1. Selon l'arrêt attaqué (Paris, 11 décembre 2019), rendu sur renvoi après cassation (3e Civ., 16 juin 2016, pourvoi n° 15-16.469, Bull. 2016, III, n° 79), la société Pinchinats a fait édifier un groupe d'immeubles sous la maîtrise d'oeuvre de MM. K... et O..., assurés auprès de la Mutuelle des architectes français (la MAF).

2. Un contrat d'assurance dommages-ouvrage a été souscrit auprès de la SMABTP.

3. Les travaux de construction ont été confiés à la société SUPAE, aux droits de laquelle vient la société Eiffage construction grands projets (la société Eiffage), qui a sous-traité certains lots à la société Sénéchal, assurée auprès de la SMABTP, et à la société Rémi, assurée auprès de la société GAN, puis de la MAAF.

4. La réception est intervenue le 12 juillet 1995.

5. Se plaignant de désordres, la société Imefa 33, à laquelle la société Pinchinats avait vendu des lots, a assigné certains intervenants en référé aux fins d'expertise.

6. Le GAN a interjeté appel d'une décision du 23 juillet 1999 accueillant une demande de la société SUPAE d'extension de la mission d'un des experts à de nouveau désordres et de nouvelles parties. La société Imefa 33 a demandé à la cour d'appel de lui donner acte de ce qu'elle s'en rapportait à justice. Par arrêt du 5 mai 2000, la cour d'appel a étendu la mission de l'expert.

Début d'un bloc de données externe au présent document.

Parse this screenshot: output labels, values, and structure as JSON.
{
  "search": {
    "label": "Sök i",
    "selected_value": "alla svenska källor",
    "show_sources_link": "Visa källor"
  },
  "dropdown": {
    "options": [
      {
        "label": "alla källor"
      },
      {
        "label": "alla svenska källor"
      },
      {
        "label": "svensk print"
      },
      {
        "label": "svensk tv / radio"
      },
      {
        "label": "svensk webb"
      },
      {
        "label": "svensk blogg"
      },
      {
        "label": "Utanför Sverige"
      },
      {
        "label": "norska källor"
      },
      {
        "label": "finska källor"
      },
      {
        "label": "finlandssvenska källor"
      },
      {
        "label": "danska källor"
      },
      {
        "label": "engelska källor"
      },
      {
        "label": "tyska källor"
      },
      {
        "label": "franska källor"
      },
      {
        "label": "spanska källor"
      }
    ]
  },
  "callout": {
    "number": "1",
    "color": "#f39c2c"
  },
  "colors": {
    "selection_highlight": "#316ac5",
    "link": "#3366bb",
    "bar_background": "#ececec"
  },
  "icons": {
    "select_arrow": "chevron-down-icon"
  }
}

7. Les 22, 23, 26, 30 septembre et 4 octobre 2005, après expertises, la société Imefa 33 a assigné l'ensemble des intervenants aux fins d'indemnisation de ses préjudices. Elle a réitéré ses assignations le 18 mai 2009 après annulation des premiers actes.

Examen du moyen

Sur le moyen unique, pris en sa première branche, en ce qu'il fait grief à l'arrêt de déclarer irrecevable l'action formée par la société Imefa 33 contre la SMABTP et M. M..., pris dans sa qualité de liquidateur judiciaire de la société Sénéchal

Enoncé du moyen

8. La société Imefa 33 fait grief à l'arrêt de déclarer irrecevable son action formée contre la SMABTP et M. M..., pris dans sa qualité de liquidateur judiciaire de la société Sénéchal, alors « que les conclusions constituent une demande en justice, et sont, à ce titre, interruptives de la prescription extinctive du droit invoqué ; que la cour d'appel constate que la société Imefa 33, dans les conclusions qu'elle a produites sur l'appel que la compagnie GAN assurances a interjeté contre l'ordonnance du 23 juillet 1999, "présentait alors bien des prétentions contre les constructeurs", mais objecte, pour accueillir la fin de non-recevoir tirée de l'acquisition du délai de la prescription applicable, que ces conclusions "ne peuvent cependant pas être assimilées à une citation en justice conforme aux termes de l'article 2244 du code civil, en sa version antérieure au 17 juin 2008" ; qu'en refusant pour cette raison de reconnaître aux conclusions d'appel de la société Imefa 33 la portée interruptive du délai de la prescription applicable qui était la leur, la cour d'appel a violé les articles 53, 65, 68, 69 et 954 du code de procédure civile, ensemble l'article 2244 du code civil, dans sa rédaction antérieure à la loi n° 2008-561 du 17 juin 2008. »

Réponse de la Cour

9. La cour d'appel, qui a constaté, d'une part, que la société Imefa 33 avait assigné la SMABTP, en sa qualité d'assureur dommages-ouvrage, plus de deux ans après le dépôt des rapports d'expertise, en a exactement déduit que l'acte avait été délivré après l'expiration du délai de prescription prévu par l'article L. 114-1 du code des assurances et que l'action à l'égard de cet assureur était prescrite.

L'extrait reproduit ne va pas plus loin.